Faith Wilding, SAIC Performance Poobah, has received a Guggenheim Fellowship. Photography powerhouse faculty Brian Ulrich and Anna Shteynshleyger also received Guggenheims. Maybe they can team up and document Wilding’s performances… VISCOM seniors and graduate students will be showing off their portfolios and celebrating the department’s fancy, renovated instructional space May 14 on the 11th floor of the Sharp Building. Refreshments will be served and fonts will be discussed… SAIC’s Student Association, (formerly known as student government, which was then disbanded because nobody wanted to run for office), has started a downloadable (from the portal) newsletter that explains who they are, what they do, and how you can get involved. It’s full of surprises, plus there are pictures of Stan Chisolm… Aaron Hoffman has won the very prestigious SSND Designer of the Year award. He’s the “stormy” art director of this very paper, and if you’re smart, you’ll get involved in F too so you can get a job when you graduate. Congratulations Aaron!.. F won Best Overall Design too, so I guess Aaron’s not the only hot shit designer on staff… On May 14 at 6 pm in the Ballroom, graduates of the MFA writing program will read from the work that will propel them into the future.

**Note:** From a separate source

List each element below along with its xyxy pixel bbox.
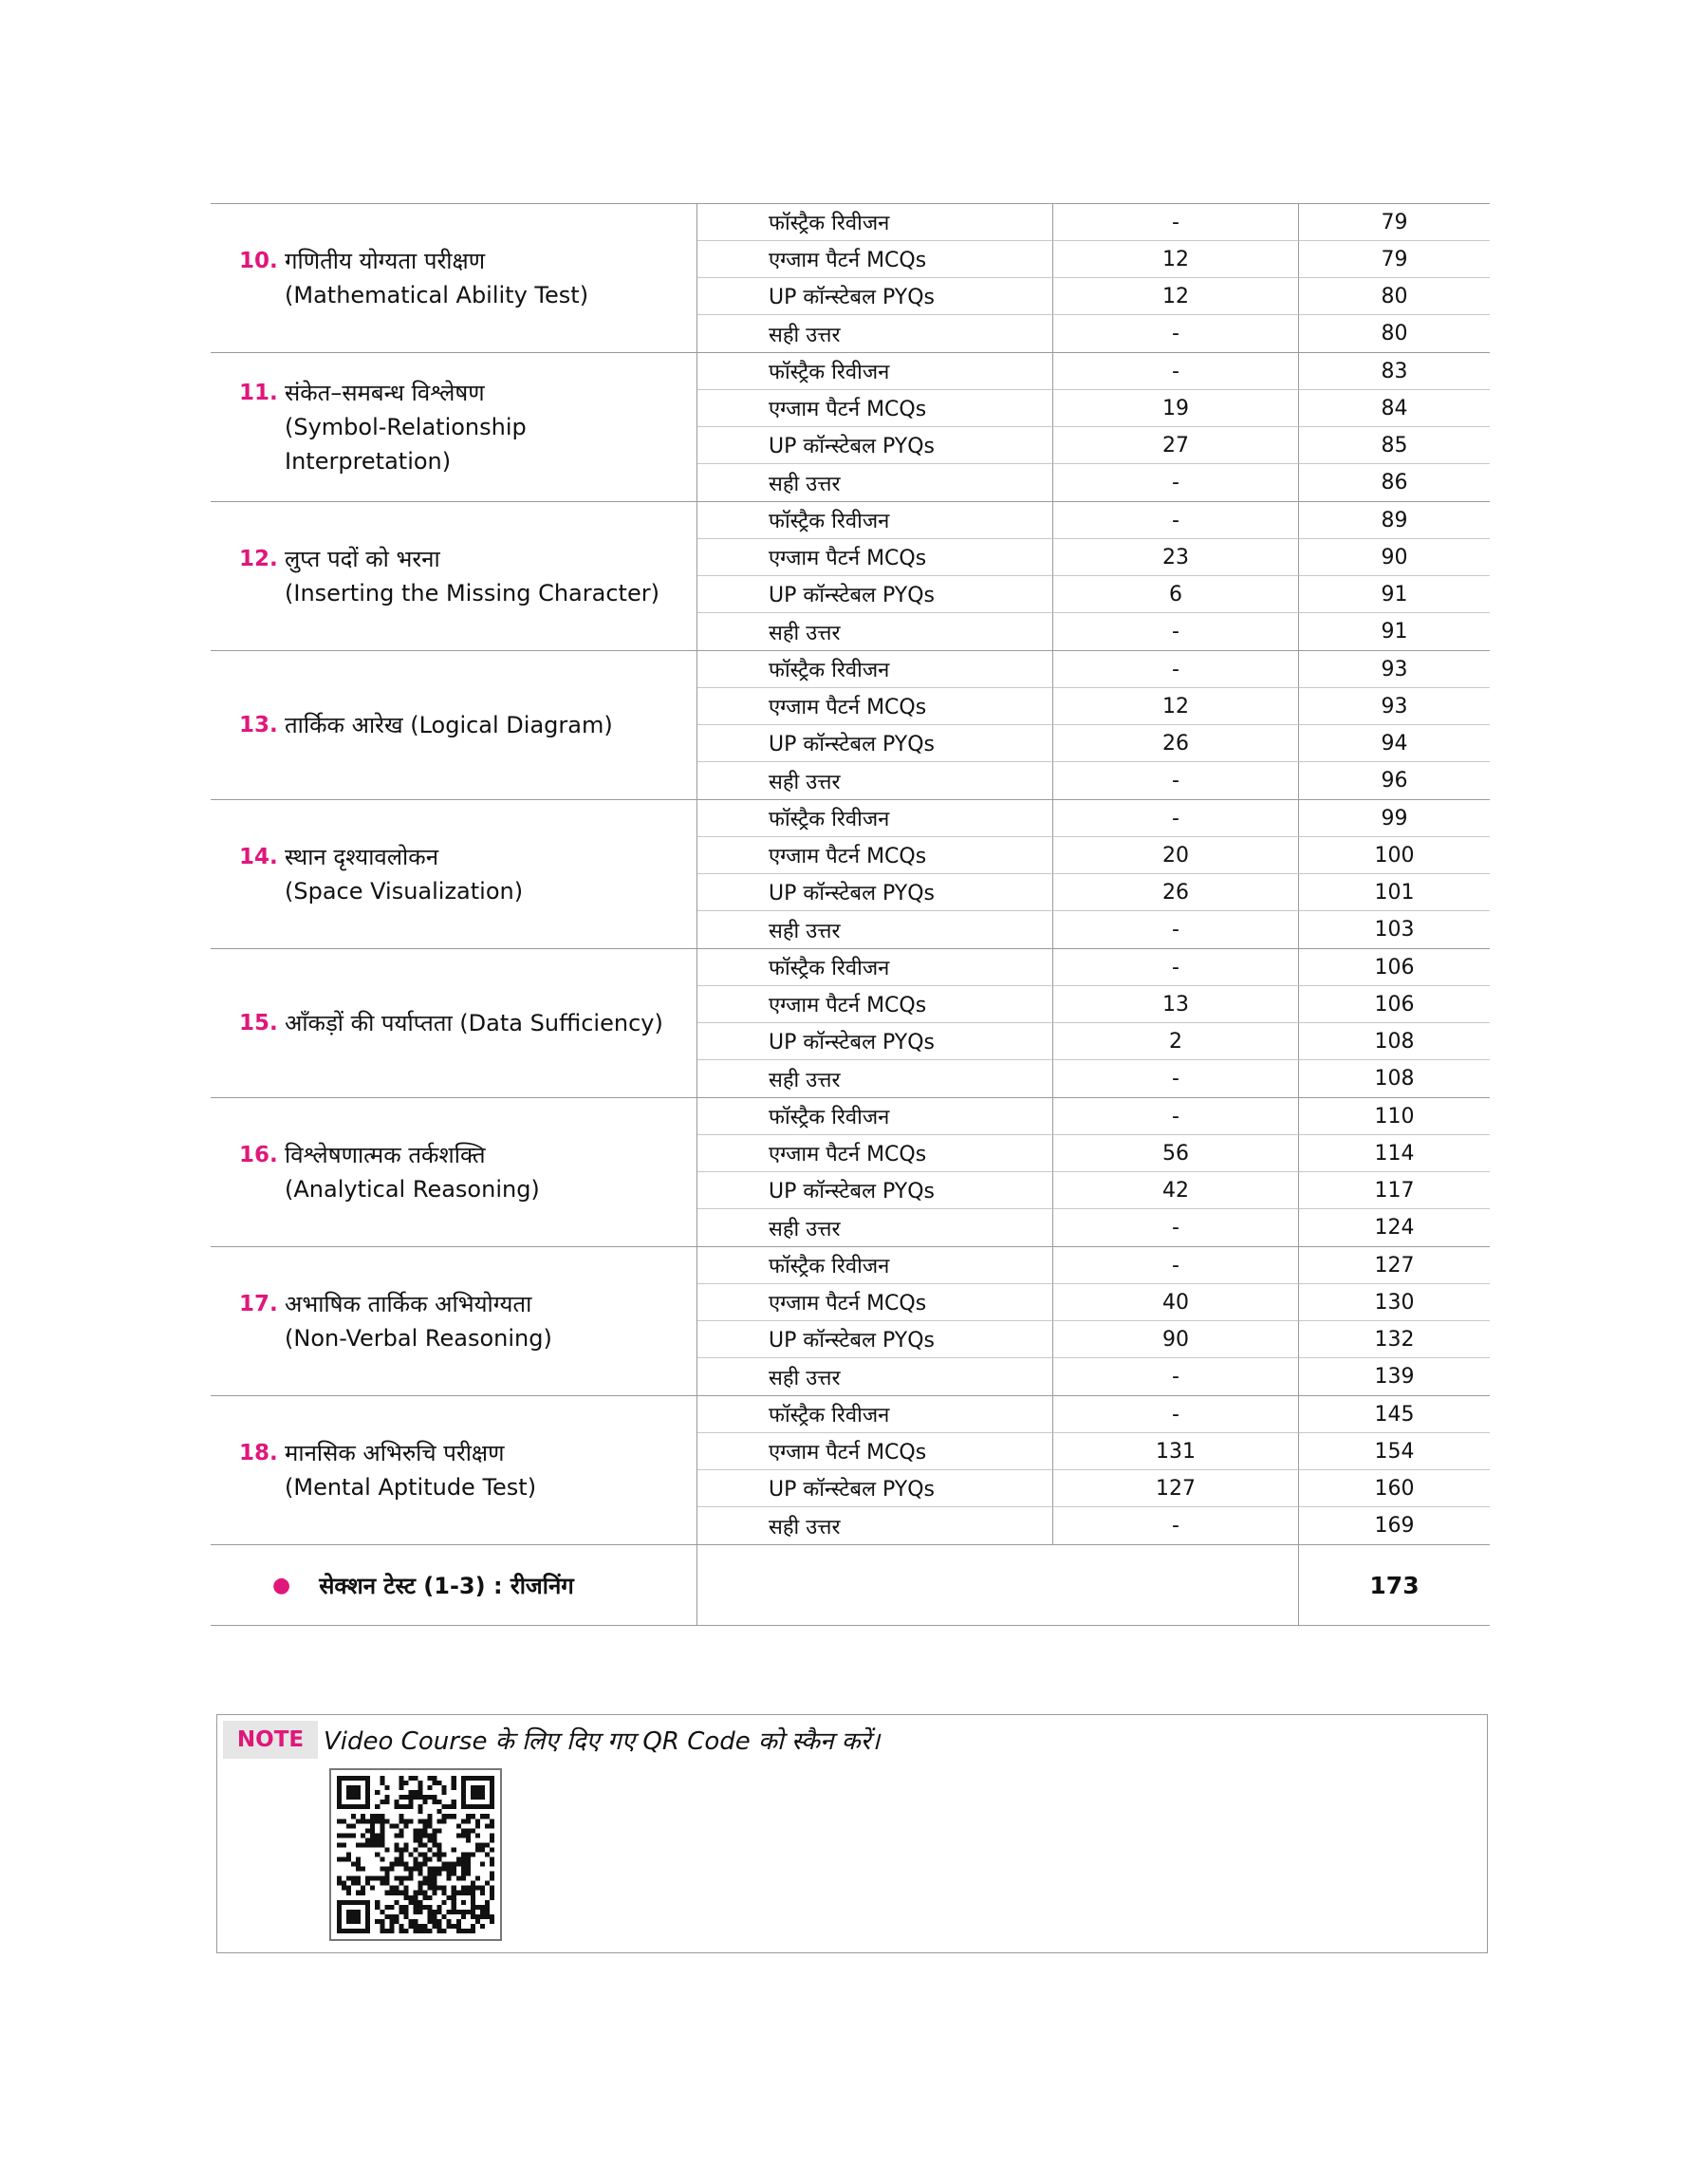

Make sure to attend, if you want some brilliance dropped on your ears… The New York Times did a little ditty about SAIC’s Fashion Design Professor Nick Cave’s “Meet Me at the Center of the Earth” exhibition at the Yerba Buena Center for the Arts. Fancy pants! SAIC FVNM alum Nicholas O’Brien recently got props for his video “The Natural” from Ceci Moss on Rhizome. Hit up www.Rhizome.org to check it out! And last, but certainly not least, SAIC MFA writing student and F Newsmagazine associate web editor Natalie Edwards has had one of her short stories published in swanky literary journal McSweeney’s, which once again proves that if you write for F, you’ll go far… —Annabel Clarke

One Response to May School/Art News

  1. No Faith says:

    Interesting that your reporter fails to point out that the president who fired the tenured professors at SFAI is Chris Bratton–nurtured at SAIC–who many noticed had serious anti-democratic anti-transparent tendencies here.